President of Nurses Association of Jamaica Patsy Edwards Henry said that she is not averse to the gradual reopening process as long as the necessary evaluation is done to determine the impact on the country.

“We have to realise that COVID-19 is becoming endemic and it’s no longer classified as a pandemic. The pandemic stage has passed. All countries and all populations have to do whatever it takes to get back to normal,” Edwards Henry told the Jamaica Observer on Wednesday.

“I think we need to take into consideration the numbers, the positivity rate, and what has happened over the last three weeks with schools resuming face-to-face and businesses opening. Based on outcomes of those reviews, then I do believe we can take steps to further move back to what we call normal,” she added.

Noting that people have suffered from psychological, psychiatric and social implications since the onset of the novel coronavirus pandemic, President of Jamaica Medical Doctors Association Dr Mindi Fitz-Henley said further relaxation of COVID-19 measures is expected.

“It’s been a long two years for many persons, especially for our children who have been out of school, and so we always know that we had to get to a point where we could safely live with COVID-19 once we have got our numbers down and for the last couple of weeks, we have been able to do that,” she said.

Further, Fitz-Henley expressed that the country has to remain cautious and willing to adapt if the measures need to be adjusted.

“We understand why the restrictions are being reduced, but what we want persons to remember is that COVID-19 is not gone.
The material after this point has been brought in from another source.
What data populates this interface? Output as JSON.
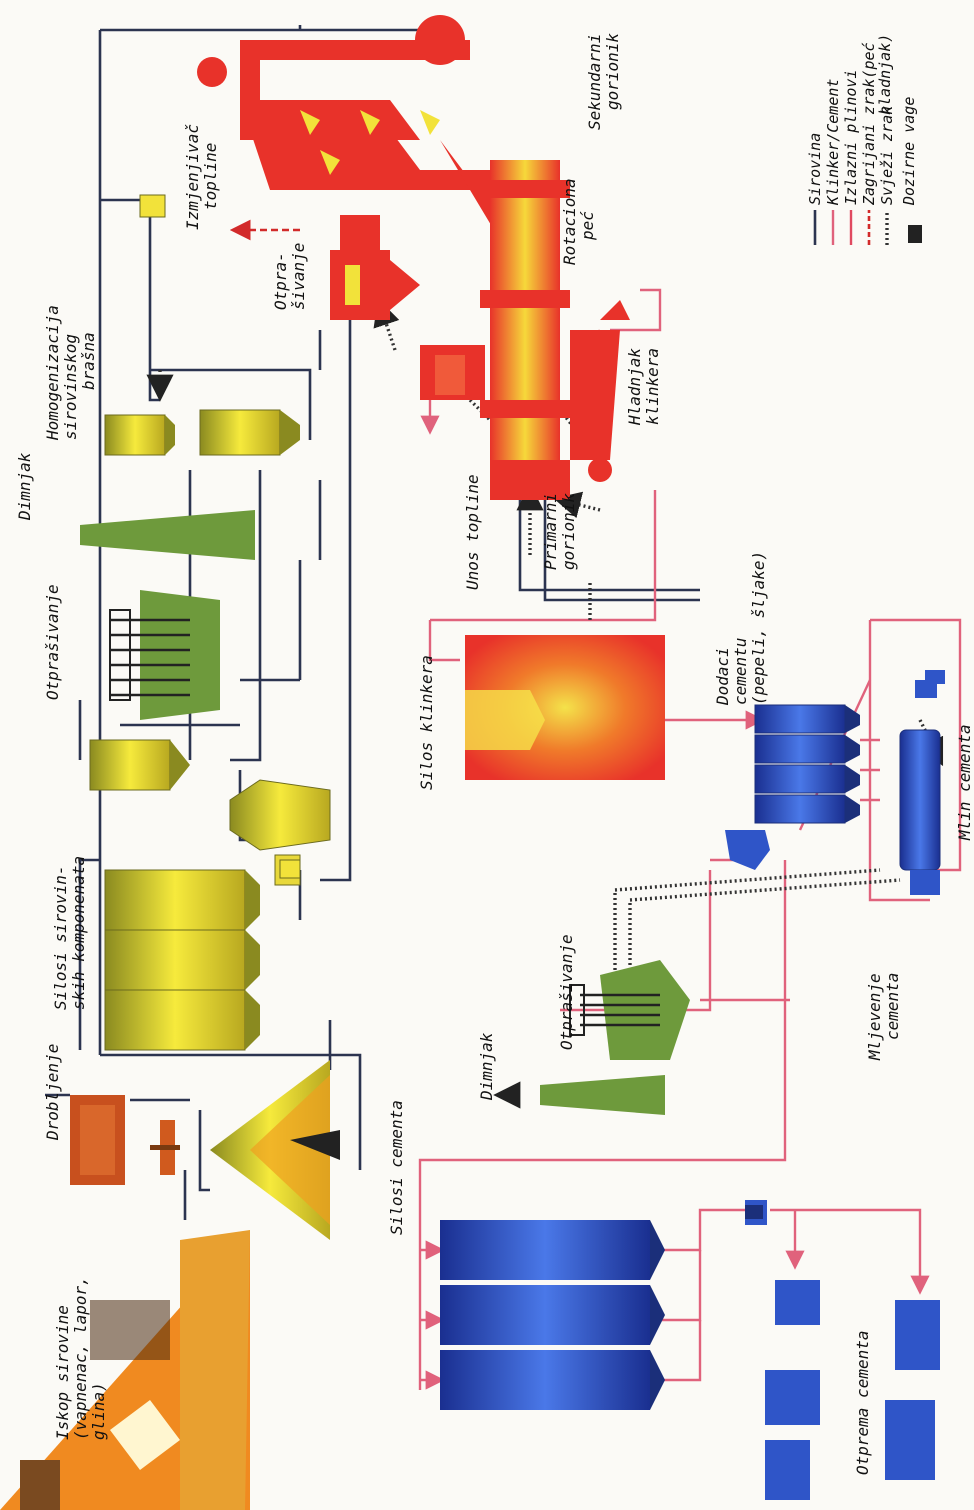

As everybody can see, there are increasing numbers across the world in terms of China, United States, United Kingdom. In the US, their death rate is pretty high, losing over 1,000 Americans per day, and one death is one too many. We have to be very cautious when we are doing things — we are following the science behind it and following what’s happening on the world circuit,” she said.
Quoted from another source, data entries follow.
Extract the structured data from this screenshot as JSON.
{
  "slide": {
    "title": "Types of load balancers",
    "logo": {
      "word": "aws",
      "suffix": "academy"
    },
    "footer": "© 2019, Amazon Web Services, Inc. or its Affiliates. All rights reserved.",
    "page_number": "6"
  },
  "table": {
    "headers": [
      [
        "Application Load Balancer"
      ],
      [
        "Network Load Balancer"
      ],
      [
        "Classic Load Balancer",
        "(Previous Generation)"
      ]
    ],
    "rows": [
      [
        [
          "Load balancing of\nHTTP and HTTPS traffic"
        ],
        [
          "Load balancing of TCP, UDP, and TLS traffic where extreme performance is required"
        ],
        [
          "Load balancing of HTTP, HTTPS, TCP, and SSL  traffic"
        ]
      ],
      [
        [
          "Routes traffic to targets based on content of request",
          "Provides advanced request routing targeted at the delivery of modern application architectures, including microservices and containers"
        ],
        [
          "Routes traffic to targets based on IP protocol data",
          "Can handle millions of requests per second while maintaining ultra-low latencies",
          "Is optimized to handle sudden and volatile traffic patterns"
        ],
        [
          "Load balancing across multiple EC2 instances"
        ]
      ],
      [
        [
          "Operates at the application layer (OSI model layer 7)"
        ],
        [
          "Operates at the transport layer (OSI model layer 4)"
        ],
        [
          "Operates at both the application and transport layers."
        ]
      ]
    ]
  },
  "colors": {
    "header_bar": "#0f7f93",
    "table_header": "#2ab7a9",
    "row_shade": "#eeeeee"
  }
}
President of the Medical Association of Jamaica Dr Brian James expressed that he is pleased with the Government’s pace at relaxing the COVID-19 measures.

“Basically, we are quite happy that the strategy being used is to relax slowly. What is recommended is that the authorities follow what the health experts say when they assess the situation and see what the risks are, the level of immunity existing in the society, and then use that information to determine how quickly it is relaxed,” he said.

Countries such as Guyana, recently announced the removal of most of the regulations implemented to curb the spread of the novel coronavirus pandemic.

The Guyanese Government on Monday declared the removal of restrictions on hosting and attending social activities as well as indicating that mask-wearing, while no longer mandatory, is still being encouraged.

The Caribbean country further announced that people will no longer need to present proof of vaccination when entering public buildings. Guyana also encouraged the continued sanitisation of public buildings and maintenance of hand-washing stations in place for visitors.